Vegetarian Clam Chowder

This Vegetarian Clam Chowder offers a rich and creamy texture with a delightful blend of umami flavors, mimicking the essence of traditional chowder without the seafood. It's a comforting bowl of goodness that showcases fresh vegetables and plant-based ingredients, perfect for any season.

Vegetarian Clam Chowder
30 minutes
Difficulty: Easy
American
320 kcal

Ingredients

  • Olive oil - 2 tablespoons
  • Yellow onion - 1 small, diced
  • Celery - 1 stalk, diced
  • Carrot - 1 medium, diced
  • Garlic - 2 cloves, minced
  • Potatoes - 200 grams, peeled and diced
  • Vegetable broth - 500 ml
  • Coconut milk - 200 ml
  • Nori seaweed - 1 sheet, torn into small pieces
  • Dried thyme - 1 teaspoon
  • Smoked paprika - 1/2 teaspoon
  • Salt - to taste
  • Black pepper - to taste
  • Chopped chives - for garnish

Steps

  1. In a medium pot, heat the olive oil over medium heat. Add the diced onion, celery, and carrot, and sauté for about 5 minutes until the vegetables are softened.
  2. Add the minced garlic and cook for an additional 1 minute, stirring frequently to avoid burning.
  3. Stir in the diced potatoes and vegetable broth. Bring to a boil, then reduce heat and let simmer for about 10-12 minutes, or until the potatoes are tender.
  4. Once the potatoes are cooked, add the coconut milk, torn nori, dried thyme, smoked paprika, salt, and black pepper.
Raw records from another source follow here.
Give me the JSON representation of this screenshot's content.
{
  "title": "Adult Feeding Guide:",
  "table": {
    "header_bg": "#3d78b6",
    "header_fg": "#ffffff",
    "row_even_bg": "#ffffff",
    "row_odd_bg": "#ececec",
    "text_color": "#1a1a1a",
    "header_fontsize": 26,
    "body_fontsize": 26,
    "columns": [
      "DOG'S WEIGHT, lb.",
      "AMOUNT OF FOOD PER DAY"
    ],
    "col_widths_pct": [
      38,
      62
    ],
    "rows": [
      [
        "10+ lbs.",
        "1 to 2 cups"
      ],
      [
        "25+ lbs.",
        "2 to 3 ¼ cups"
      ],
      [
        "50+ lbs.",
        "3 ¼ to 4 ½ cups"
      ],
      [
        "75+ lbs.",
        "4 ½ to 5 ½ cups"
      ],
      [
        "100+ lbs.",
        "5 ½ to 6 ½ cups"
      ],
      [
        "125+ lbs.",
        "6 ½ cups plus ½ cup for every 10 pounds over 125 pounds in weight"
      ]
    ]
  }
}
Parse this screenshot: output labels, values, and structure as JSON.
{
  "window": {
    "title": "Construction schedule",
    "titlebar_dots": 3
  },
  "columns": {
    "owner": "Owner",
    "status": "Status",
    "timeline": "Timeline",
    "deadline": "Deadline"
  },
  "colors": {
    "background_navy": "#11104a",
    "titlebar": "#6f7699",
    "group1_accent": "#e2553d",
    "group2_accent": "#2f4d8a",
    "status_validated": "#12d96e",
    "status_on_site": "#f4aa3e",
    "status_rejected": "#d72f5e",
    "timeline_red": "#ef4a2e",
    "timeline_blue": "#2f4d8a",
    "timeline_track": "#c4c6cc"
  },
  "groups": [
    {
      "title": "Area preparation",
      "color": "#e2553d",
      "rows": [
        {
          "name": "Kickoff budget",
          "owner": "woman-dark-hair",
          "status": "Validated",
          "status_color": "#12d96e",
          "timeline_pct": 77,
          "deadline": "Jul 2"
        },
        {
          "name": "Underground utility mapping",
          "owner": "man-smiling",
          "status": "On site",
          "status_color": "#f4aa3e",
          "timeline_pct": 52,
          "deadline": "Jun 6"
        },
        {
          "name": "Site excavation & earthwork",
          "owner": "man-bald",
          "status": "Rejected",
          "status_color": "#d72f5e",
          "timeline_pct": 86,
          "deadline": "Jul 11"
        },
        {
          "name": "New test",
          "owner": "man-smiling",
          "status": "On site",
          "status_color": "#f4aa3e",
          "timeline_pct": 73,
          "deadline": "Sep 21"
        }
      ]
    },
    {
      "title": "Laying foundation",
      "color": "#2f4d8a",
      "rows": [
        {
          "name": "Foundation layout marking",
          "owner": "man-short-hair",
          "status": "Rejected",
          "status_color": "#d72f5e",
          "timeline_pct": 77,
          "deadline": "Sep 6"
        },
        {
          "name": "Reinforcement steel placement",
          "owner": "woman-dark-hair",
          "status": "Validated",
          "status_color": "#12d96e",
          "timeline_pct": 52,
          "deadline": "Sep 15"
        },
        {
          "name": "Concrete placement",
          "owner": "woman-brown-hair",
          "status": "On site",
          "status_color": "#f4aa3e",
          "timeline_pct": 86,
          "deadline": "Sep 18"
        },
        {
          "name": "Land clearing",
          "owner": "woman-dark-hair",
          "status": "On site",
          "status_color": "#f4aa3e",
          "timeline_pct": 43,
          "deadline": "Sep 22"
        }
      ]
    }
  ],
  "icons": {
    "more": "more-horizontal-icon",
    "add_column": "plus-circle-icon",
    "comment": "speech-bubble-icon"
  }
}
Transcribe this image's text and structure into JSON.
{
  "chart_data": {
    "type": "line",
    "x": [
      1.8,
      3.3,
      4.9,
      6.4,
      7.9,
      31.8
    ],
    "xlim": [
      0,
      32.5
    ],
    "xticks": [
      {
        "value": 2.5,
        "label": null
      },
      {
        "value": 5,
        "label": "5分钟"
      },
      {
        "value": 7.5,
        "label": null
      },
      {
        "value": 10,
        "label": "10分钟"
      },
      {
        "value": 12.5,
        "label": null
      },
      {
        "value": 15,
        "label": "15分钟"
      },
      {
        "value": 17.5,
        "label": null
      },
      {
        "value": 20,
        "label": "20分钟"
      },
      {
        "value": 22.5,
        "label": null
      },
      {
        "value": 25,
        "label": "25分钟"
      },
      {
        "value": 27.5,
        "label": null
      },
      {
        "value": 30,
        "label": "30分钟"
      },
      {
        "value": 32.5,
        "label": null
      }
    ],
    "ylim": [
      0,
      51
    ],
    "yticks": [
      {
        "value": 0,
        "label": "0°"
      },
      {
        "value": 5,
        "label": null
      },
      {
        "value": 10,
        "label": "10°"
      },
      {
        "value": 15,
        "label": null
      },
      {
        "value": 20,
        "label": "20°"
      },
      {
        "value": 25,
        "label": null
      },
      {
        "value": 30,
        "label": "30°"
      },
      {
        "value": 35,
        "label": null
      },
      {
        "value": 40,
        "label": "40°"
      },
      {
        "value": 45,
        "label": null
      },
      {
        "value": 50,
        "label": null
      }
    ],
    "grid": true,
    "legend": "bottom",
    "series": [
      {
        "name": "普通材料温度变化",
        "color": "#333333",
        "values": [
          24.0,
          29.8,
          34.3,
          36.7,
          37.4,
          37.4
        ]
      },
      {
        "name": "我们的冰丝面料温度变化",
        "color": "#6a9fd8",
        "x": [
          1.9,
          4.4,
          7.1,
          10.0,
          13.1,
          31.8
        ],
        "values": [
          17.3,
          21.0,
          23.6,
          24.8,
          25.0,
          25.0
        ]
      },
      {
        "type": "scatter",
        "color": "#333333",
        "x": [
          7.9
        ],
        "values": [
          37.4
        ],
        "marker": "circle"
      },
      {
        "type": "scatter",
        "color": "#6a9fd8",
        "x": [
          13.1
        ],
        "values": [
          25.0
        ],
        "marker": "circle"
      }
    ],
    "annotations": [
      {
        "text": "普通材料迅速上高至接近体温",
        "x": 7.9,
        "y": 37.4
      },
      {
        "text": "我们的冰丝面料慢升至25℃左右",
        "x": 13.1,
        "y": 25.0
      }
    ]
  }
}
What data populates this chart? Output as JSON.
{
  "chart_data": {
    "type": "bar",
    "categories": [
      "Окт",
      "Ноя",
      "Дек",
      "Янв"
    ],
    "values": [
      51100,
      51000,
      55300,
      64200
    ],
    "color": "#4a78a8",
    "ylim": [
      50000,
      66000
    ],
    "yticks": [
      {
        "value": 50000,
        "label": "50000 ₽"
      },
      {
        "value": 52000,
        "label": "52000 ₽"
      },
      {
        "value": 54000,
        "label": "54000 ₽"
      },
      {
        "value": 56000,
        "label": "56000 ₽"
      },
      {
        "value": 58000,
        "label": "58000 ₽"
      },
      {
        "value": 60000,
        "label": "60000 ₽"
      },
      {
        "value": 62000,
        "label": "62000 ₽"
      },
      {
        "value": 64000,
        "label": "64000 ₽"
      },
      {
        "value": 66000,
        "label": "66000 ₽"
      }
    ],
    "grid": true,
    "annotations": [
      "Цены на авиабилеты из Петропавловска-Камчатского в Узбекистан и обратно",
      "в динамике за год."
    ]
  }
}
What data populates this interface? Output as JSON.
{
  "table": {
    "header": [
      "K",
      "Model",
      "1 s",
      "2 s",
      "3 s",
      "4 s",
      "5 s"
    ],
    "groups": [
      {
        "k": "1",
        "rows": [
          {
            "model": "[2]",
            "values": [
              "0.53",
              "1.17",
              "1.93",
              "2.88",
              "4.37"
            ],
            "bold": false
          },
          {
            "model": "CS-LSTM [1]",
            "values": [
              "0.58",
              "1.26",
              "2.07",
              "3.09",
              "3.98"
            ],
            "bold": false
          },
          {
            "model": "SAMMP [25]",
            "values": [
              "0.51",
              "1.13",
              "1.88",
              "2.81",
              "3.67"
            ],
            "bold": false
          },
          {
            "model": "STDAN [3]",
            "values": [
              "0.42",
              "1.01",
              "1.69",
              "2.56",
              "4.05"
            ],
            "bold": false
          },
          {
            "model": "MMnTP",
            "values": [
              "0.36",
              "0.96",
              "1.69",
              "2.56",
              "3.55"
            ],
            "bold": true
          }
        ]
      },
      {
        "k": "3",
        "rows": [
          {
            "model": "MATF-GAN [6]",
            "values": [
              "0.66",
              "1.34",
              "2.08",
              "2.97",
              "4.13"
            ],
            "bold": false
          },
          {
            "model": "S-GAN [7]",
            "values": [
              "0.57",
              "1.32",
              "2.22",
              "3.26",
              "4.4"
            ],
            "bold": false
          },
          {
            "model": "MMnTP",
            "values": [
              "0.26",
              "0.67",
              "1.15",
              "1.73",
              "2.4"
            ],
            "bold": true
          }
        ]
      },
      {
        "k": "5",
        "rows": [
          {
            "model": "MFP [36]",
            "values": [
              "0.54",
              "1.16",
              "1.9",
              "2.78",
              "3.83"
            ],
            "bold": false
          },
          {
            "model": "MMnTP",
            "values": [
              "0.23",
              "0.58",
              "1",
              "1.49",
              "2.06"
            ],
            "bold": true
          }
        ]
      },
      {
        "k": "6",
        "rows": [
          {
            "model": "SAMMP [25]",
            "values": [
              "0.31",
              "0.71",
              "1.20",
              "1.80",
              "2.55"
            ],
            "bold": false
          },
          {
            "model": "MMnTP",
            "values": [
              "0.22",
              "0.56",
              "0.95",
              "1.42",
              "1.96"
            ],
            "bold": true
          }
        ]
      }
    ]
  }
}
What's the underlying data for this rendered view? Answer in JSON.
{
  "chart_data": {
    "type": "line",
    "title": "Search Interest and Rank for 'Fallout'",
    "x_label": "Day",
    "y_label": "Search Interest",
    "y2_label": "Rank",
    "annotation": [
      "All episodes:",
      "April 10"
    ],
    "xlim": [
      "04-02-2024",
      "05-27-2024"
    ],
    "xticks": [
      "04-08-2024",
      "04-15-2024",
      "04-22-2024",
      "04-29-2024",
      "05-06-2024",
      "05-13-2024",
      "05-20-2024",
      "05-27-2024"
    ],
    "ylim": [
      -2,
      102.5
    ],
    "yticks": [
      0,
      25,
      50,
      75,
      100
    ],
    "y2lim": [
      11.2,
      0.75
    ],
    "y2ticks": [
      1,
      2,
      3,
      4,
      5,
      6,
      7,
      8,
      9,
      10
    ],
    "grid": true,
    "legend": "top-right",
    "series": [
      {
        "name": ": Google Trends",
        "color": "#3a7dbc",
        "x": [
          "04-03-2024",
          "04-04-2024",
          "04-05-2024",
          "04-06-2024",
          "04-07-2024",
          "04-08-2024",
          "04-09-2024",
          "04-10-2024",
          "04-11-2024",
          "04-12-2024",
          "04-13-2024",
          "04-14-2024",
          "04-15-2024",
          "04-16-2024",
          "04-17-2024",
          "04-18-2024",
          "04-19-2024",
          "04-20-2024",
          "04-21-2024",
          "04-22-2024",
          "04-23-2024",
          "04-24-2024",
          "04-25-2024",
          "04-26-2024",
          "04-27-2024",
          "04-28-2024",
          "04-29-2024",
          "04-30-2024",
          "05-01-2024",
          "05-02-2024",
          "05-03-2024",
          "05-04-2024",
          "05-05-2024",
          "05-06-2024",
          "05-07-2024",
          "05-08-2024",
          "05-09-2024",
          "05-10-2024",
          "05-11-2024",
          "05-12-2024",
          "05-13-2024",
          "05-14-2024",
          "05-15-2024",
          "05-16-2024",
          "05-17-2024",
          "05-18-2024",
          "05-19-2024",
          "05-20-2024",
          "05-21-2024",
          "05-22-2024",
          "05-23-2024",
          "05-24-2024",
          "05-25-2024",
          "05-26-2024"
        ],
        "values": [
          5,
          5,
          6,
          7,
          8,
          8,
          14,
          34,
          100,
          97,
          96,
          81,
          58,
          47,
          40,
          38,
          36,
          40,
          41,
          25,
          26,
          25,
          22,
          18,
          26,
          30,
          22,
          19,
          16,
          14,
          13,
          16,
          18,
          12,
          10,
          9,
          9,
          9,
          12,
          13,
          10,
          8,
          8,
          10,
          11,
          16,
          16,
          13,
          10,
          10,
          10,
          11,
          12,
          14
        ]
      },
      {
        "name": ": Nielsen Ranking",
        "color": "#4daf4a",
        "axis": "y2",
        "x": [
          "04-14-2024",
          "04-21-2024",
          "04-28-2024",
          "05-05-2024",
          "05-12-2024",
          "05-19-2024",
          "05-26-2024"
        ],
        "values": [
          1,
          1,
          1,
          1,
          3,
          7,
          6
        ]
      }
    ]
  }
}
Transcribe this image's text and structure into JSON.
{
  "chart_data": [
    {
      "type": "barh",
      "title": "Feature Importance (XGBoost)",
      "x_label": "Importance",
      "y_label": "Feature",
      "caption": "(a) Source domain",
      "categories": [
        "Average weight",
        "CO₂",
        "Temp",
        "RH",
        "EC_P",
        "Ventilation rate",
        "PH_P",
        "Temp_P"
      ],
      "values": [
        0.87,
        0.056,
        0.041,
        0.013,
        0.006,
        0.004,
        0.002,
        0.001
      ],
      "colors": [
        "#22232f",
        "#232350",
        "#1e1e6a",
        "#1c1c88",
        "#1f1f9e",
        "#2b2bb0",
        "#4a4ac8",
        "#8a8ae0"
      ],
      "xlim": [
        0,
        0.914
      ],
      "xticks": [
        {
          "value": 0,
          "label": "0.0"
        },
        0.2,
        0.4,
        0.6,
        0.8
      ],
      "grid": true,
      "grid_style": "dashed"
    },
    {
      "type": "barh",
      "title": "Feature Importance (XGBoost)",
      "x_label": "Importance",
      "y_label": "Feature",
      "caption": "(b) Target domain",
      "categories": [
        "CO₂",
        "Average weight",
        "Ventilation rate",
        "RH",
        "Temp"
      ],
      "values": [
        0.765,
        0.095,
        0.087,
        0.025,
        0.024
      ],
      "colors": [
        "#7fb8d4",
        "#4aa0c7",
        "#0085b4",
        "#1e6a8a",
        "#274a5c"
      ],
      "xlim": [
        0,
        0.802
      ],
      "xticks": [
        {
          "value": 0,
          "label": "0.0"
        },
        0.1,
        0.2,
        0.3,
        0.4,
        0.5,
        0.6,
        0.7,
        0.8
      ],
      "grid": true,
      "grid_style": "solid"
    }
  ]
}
Stir well to combine and let it simmer for another 5 minutes to allow the flavors to meld.
  5. Taste and adjust seasoning if necessary. Serve hot, garnished with chopped chives.

Nutrition

  • Calories: 320
  • Protein: 6 g
  • Carbs: 40 g
  • Fiber: 6 g
  • Sugar: 3 g
  • Sodium: 600 mg
  • Cholesterol: 0 mg
  • Total Fat: 15 g
  • Saturated Fat: 10 g
  • Unsaturated Fat: 5 g
  • Water: 0.5 L

Health Benefits

  • Rich in fiber from vegetables, promoting digestive health.
  • Contains healthy fats from coconut milk, which can support heart health.